A man ailing from congestive heart failure had the chance for a Christmas miracle — a life-saving heart transplant — only to be thwarted by Mother Nature.
Three weeks ago, 56-year-old Patrick Holland of Fairbanks, Alaska, was placed on a transplant list. Holland has struggled with an undisclosed heart condition for decades and suffered what he described as “a massive heart attack” when he was just 29. Despite the gravity of his condition, Holland has never let his health affect his life goals. He and his wife, Haley, married 17 years ago, and they now have seven children, ranging from 3 years old to 36.
“I’ve had an amazing 17 years with a wife and my kids, and to be able to watch the next two graduate would be just phenomenal,” Holland said. “I mean, it’d be a miracle, to really tell the truth. It’ll be a miracle.”
Then, on December 22, Holland thought that miracle had finally arrived. He received a call from the University of Washington Medical Center in Seattle saying that a heart was available for him so long as he could get there within eight hours. Holland admitted that, at first, the prospect of a heart transplant — and all that such a procedure entails — was daunting, but he quickly transitioned from fearful to hopeful.
“I moved on from scary to excited to the possibility of getting 10, 20 years, maybe even 30 years,” he recalled.
A flight from Fairbanks to Seattle typically takes just three and a half hours. However, like most of the United States, Alaska was overrun with severe winter weather in the days before Christmas, and many flights were canceled. The initial flight that Holland booked that day was one of them, but workers with Alaska Airlines pulled some strings so that he and his brother could be placed on the next available flight.

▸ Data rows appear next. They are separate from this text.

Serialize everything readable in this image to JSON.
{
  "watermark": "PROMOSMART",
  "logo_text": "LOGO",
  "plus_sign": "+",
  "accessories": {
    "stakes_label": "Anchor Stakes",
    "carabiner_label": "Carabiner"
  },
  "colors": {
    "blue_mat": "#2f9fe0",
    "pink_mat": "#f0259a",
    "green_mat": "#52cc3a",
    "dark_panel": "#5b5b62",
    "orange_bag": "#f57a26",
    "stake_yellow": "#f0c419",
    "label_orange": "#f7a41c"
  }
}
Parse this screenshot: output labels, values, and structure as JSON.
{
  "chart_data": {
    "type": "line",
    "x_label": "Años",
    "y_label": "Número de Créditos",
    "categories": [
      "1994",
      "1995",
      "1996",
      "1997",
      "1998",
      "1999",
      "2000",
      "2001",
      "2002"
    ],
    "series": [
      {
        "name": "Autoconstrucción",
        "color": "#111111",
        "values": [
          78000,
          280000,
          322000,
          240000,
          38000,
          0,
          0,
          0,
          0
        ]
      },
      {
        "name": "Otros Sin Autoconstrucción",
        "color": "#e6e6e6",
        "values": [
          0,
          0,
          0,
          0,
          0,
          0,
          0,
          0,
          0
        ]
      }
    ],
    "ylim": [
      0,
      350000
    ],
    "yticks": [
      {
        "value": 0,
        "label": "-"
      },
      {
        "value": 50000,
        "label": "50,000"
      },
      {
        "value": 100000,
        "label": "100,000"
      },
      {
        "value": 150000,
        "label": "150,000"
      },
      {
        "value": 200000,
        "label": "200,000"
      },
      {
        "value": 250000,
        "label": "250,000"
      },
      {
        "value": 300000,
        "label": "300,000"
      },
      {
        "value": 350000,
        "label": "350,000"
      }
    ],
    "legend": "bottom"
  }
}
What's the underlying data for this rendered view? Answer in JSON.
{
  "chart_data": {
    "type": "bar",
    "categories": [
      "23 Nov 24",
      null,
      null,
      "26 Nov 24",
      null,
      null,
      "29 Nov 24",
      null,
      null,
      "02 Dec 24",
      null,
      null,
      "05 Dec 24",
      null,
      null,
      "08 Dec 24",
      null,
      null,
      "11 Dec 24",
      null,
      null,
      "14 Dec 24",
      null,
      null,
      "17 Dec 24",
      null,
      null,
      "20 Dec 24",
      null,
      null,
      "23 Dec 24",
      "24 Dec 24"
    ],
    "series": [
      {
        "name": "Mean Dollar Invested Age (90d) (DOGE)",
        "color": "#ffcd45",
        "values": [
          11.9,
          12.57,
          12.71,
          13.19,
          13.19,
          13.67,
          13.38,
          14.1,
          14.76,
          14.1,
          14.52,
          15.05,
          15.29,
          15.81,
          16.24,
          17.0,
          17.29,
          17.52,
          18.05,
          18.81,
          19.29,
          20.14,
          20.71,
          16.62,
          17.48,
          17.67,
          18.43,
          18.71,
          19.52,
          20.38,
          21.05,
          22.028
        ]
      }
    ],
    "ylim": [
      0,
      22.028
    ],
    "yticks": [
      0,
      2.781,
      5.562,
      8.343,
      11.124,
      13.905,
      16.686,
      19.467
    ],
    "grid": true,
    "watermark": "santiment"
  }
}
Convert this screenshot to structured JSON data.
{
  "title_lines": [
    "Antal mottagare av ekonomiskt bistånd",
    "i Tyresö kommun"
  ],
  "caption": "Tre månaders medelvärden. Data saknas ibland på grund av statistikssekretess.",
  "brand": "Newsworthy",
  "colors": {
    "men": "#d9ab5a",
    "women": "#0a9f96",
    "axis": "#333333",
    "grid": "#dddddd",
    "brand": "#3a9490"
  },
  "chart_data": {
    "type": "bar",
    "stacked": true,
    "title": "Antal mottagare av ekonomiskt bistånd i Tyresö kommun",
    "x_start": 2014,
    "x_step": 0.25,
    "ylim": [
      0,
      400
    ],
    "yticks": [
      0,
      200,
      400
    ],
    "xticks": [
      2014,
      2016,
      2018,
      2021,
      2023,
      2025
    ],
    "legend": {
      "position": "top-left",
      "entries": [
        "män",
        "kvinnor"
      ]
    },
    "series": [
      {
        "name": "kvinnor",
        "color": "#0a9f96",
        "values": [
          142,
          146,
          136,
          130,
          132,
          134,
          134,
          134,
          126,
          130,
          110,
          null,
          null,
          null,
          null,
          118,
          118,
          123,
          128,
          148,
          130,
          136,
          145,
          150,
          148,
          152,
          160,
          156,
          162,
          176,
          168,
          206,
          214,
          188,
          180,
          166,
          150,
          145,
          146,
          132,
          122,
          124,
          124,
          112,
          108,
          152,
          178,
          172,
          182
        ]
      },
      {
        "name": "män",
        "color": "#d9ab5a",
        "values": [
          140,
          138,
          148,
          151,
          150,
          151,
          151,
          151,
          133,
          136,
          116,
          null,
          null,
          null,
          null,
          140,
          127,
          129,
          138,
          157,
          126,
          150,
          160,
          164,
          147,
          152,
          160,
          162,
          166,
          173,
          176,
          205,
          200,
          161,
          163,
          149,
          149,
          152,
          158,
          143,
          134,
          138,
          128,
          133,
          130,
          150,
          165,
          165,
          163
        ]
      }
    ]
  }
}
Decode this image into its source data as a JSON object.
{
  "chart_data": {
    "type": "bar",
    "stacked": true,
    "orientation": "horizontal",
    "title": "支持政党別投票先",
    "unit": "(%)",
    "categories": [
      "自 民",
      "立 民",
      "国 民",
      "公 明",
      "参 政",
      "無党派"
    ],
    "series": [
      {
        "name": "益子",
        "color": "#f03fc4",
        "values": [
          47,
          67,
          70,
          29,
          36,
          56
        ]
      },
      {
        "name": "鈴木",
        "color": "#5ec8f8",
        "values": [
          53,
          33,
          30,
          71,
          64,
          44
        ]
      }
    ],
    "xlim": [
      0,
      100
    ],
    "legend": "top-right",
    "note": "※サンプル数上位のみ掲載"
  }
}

Still, Holland had a bad feeling.
“I started to panic,” he said, “and my worst fears were overwhelming me.”
When they landed, his worst fears were confirmed. It turned out that his flight had been rerouted back to Anchorage midway through the flight because ice had forced the Seattle-Tacoma Airport runways to close, and Holland began to suspect that he had missed his window of opportunity.
“There’s somebody donating a heart,” he remembered thinking, “and I don’t imagine they can wait that long. Because the longer it waits, the longer the tissue decomposes.”
And sure enough, shortly after they landed in Anchorage, Holland received the call that the heart had been given to someone else.
At first, Holland wept over his loss. However, the man of strong faith then put a positive spin on his apparent setback. “To get out of that funk, I immediately said, ‘Thank God, there’s going to be a family that is saving someone’s dad, saving someone’s brother, saving someone’s, someone’s uncle,” Holland stated.
And since he has already been given a chance at a miracle after just a few weeks on the transplant list, Holland remains confident that there will be a second chance as well.
“The first one came in two and a half weeks,” he noted. “The next one could come any time, or it could be weeks or months out.”
So as not to miss another opportunity, he intends to find temporary housing in Seattle within the next two weeks. “I will be closer. There’ll be no storms to stop me,” Holland insisted. “It would take a completely different act of God to stop me.”